Well, nothing that is connected to the Internet is safe from malicious hackers who seek to profit economically at the expense of users, so that a Virtual PBX located in the cloud could also be sensitive to hacking attempts. What the hackers would pursue, in this case, would be to intervene the telephone device to make special tariff calls. This type of numbering is the one we usually find in the classified pages of newspapers such as tarot or contacts. Its main feature is that the cost of calls to these phones has a price per minute rather higher than usual and also part of this amount goes directly into the coffers of the “service” owner.

Imagine now that we are a hacker and want to enrich ourselves at the expense of a user of a Virtual PBX. What we would do would be to hire a telephone number with the features mentioned above and would force the user to call for an economic benefit. To do this, we would “abduct” some of its telephone terminals, as WannaCry did with computers, and we would manipulate it to generate calls to our special pricing number.

The easiest way to do this is to divert the device to the profitable number. Once this is done, we would only need to make calls to our victim’s Virtual PBX and this would divert the call to the hacker’s number. Obviously, the cost of this call would be borne by the owner of the Virtual PBX, generating an unpleasant surprise and bewilderment when receiving the invoice.

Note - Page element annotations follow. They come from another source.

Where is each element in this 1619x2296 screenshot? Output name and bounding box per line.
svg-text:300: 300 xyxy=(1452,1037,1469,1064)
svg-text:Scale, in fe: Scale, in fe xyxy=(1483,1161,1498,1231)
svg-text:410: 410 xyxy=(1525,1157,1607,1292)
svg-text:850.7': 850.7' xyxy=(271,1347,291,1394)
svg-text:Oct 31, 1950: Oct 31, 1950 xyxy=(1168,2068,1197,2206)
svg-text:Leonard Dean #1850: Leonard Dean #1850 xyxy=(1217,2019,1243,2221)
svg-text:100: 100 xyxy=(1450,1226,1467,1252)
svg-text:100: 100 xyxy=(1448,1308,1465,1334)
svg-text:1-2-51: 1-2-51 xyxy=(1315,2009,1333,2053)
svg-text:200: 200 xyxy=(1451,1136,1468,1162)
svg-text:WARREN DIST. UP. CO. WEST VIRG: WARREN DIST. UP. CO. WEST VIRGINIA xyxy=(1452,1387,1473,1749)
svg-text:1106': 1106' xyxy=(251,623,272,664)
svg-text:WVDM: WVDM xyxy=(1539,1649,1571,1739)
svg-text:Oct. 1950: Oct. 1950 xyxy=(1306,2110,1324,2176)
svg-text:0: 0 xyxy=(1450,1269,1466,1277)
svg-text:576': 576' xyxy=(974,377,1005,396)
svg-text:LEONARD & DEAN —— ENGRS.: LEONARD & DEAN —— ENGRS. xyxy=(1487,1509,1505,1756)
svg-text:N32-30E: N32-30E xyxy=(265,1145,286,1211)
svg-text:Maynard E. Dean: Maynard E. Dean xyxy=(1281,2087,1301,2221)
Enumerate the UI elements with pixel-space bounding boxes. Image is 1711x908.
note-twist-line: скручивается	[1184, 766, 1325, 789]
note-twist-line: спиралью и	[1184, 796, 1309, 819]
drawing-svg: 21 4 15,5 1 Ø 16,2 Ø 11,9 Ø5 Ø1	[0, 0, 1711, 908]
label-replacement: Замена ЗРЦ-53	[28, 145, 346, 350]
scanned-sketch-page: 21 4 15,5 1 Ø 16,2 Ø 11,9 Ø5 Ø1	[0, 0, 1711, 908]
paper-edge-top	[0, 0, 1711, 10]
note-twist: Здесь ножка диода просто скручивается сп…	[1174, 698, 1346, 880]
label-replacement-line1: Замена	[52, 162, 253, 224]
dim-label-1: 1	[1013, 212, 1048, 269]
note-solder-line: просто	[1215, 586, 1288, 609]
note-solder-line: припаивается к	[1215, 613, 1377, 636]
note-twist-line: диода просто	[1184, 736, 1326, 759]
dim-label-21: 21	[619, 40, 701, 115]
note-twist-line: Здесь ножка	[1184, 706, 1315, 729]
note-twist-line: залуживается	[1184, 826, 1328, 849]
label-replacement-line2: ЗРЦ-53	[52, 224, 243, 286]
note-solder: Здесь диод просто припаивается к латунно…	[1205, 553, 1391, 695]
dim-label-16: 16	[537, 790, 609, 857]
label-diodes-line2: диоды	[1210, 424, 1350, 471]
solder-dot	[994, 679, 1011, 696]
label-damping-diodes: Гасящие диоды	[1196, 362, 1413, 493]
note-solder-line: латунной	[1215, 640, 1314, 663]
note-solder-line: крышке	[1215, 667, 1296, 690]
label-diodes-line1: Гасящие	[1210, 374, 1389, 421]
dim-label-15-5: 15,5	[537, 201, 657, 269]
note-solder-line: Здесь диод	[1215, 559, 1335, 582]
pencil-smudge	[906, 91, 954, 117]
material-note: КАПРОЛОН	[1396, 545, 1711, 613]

Best Practices to Protect Your Virtual PBX Against Hackers

A hacker in many ways can attack a PC because computers have many types of access: web browsing, email, document execution, USB’s, etc. Instead, a telephone is very difficult to intervene because its only function is to make and receive calls: neither execute files, nor receive emails, nor can be connected to remote devices, etc. That is why it is not necessary to take as many precautions when it comes to protecting our Virtual PBX as with a PC. Even so, from here we make some recommendations:

  • For call diversion to occur, the attacker must first know which number to call for the terminal to automatically call the special rate number. For this they usually make anonymous calls, usually with a foreign accent, asking: “I think I was wrong, what number did I call?” Before this question we should answer: “What number did you dial?” Or something similar to make sure that it really is a lawful call. The important thing here is not to provide information to strangers.
  • In order to activate the diversion, attackers must access the phone via the web. This web access to the terminals of the Virtual PBX, in the case of masvoz, is protected with a secure password that causes the immediate surrender of the hackers. Even so we must take into account that we should never give web access to the terminal through the router. If the router has never been manipulated to provide such access, we should not suffer. Access is impossible.
  • One of the advantages of IP telephony is mobility. We can take our telephone to any place with Internet connection and have our extension as if we were in the office. What we should never do is connect the phone to public networks where unknown people may have connected.
  • Although not essential, as far as possible it is convenient to separate the telephones of PCs in different networks. In this way, if the computer network is compromised, the phones will be left out and cannot be located from the compromised machines.
The Virtual PBX, a Secure Telephone Device For Your Company

The recommendations in the previous chapter are general and valid for any user of a Virtual PBX. But depending on the provider offering the service, the PBX and communications can be more or less safe, and customers run more or less risks.

In masvoz we are pioneers and specialists in cloud communication. With more than 15 years of experience and thousands of deployments behind us, we are experts in these practices and all our services incorporate the latest advances in protection, and pass the most demanding security and privacy tests in communications. Our telephony systems detect, alert, and block possible attacks through sophisticated algorithms and firewalls.

The prudence of the clients along with the robustness of an expert operator is the perfect combination to have an impregnable cloud communications system.